To determine the correlation and level of agreement between Petco2 and Paco2 in spontaneously breathing children after cardiac surgery and to determine whether Petco2 measured by using tidal volume (Vt-Petco2) or vital capacity (VC-Petco2) shows more or less significant correlation with Paco2.


Vt-Petco2 and VC-Petco2 by capnometry and Paco2 by blood gas analysis were measured once a day after tracheal extubation. The determination coefficient and degree of bias between the methods were assessed in children with and without supplemental oxygen.


A total of 172 Vt-Petco2, VC-Petco2, and Paco2 values from 48 children were analyzed.

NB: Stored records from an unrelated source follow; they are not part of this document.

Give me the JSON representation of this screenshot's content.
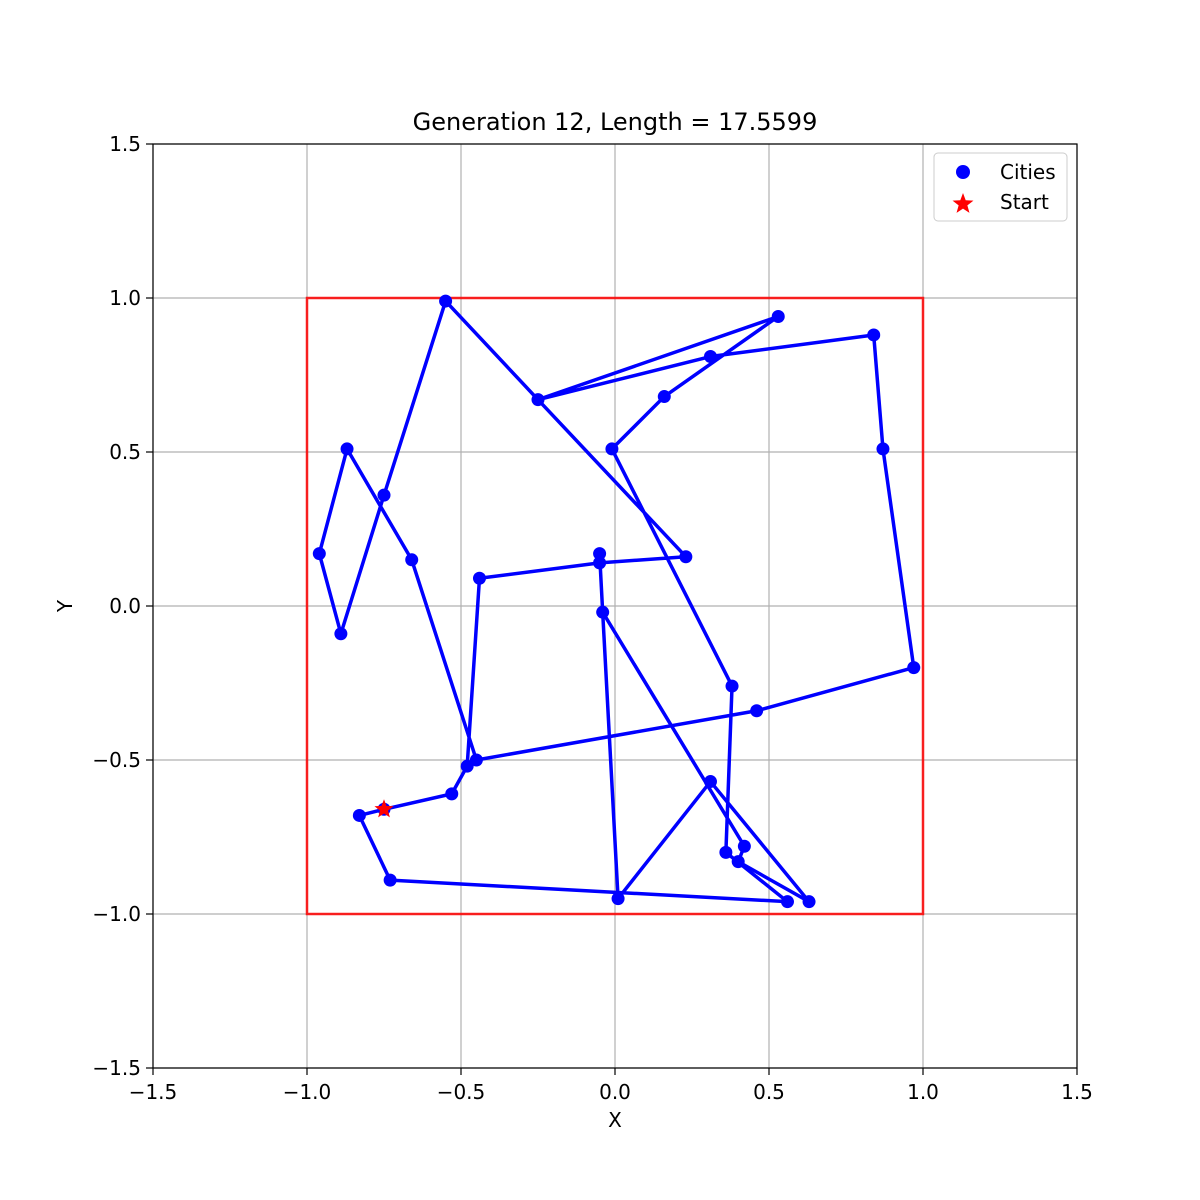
{
  "chart_data": {
    "type": "scatter",
    "title": "Generation 12, Length = 17.5599",
    "xlabel": "X",
    "ylabel": "Y",
    "xlim": [
      -1.5,
      1.5
    ],
    "ylim": [
      -1.5,
      1.5
    ],
    "xticks": [
      -1.5,
      -1.0,
      -0.5,
      0.0,
      0.5,
      1.0,
      1.5
    ],
    "yticks": [
      -1.5,
      -1.0,
      -0.5,
      0.0,
      0.5,
      1.0,
      1.5
    ],
    "xtick_labels": [
      "−1.5",
      "−1.0",
      "−0.5",
      "0.0",
      "0.5",
      "1.0",
      "1.5"
    ],
    "ytick_labels": [
      "−1.5",
      "−1.0",
      "−0.5",
      "0.0",
      "0.5",
      "1.0",
      "1.5"
    ],
    "grid": true,
    "legend_placement": "top-right",
    "boundary": {
      "xmin": -1.0,
      "xmax": 1.0,
      "ymin": -1.0,
      "ymax": 1.0,
      "color": "#ff0000"
    },
    "route_color": "#0000ff",
    "city_color": "#0000ff",
    "start_color": "#ff0000",
    "series": [
      {
        "name": "Cities",
        "marker": "circle"
      },
      {
        "name": "Start",
        "marker": "star"
      }
    ],
    "start": {
      "x": -0.75,
      "y": -0.66
    },
    "route": [
      [
        -0.75,
        -0.66
      ],
      [
        -0.83,
        -0.68
      ],
      [
        -0.73,
        -0.89
      ],
      [
        0.56,
        -0.96
      ],
      [
        0.36,
        -0.8
      ],
      [
        0.38,
        -0.26
      ],
      [
        -0.01,
        0.51
      ],
      [
        0.16,
        0.68
      ],
      [
        0.53,
        0.94
      ],
      [
        -0.25,
        0.67
      ],
      [
        0.31,
        0.81
      ],
      [
        0.84,
        0.88
      ],
      [
        0.87,
        0.51
      ],
      [
        0.97,
        -0.2
      ],
      [
        0.46,
        -0.34
      ],
      [
        -0.45,
        -0.5
      ],
      [
        -0.66,
        0.15
      ],
      [
        -0.87,
        0.51
      ],
      [
        -0.96,
        0.17
      ],
      [
        -0.89,
        -0.09
      ],
      [
        -0.75,
        0.36
      ],
      [
        -0.55,
        0.99
      ],
      [
        -0.25,
        0.67
      ],
      [
        0.23,
        0.16
      ],
      [
        -0.05,
        0.14
      ],
      [
        -0.44,
        0.09
      ],
      [
        -0.48,
        -0.52
      ],
      [
        -0.53,
        -0.61
      ],
      [
        -0.75,
        -0.66
      ]
    ],
    "route_tail": [
      [
        -0.05,
        0.17
      ],
      [
        -0.04,
        -0.02
      ],
      [
        0.42,
        -0.78
      ],
      [
        0.4,
        -0.83
      ],
      [
        0.63,
        -0.96
      ],
      [
        0.31,
        -0.57
      ],
      [
        0.01,
        -0.95
      ],
      [
        -0.04,
        -0.02
      ]
    ]
  }
}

The overall coefficients of determination were 0.84 (P < .001) for Vt-Petco2 and Paco2 and 0.62 (P = .02) for VC-Petco2 and Paco2. The mean gradient for Paco2 to Petco2 in all groups increased with the increase in supplemental oxygen; the gradient was significantly larger in the groups given 2 to 5 L of oxygen per minute.


In spontaneously breathing children, Vt-Petco2 provided a more accurate estimate of Paco2 than did VC-Petco2, especially in children given little or no supplemental oxygen. The difference between the methods was significantly larger in the groups given 2 to 5 L of oxygen per minute.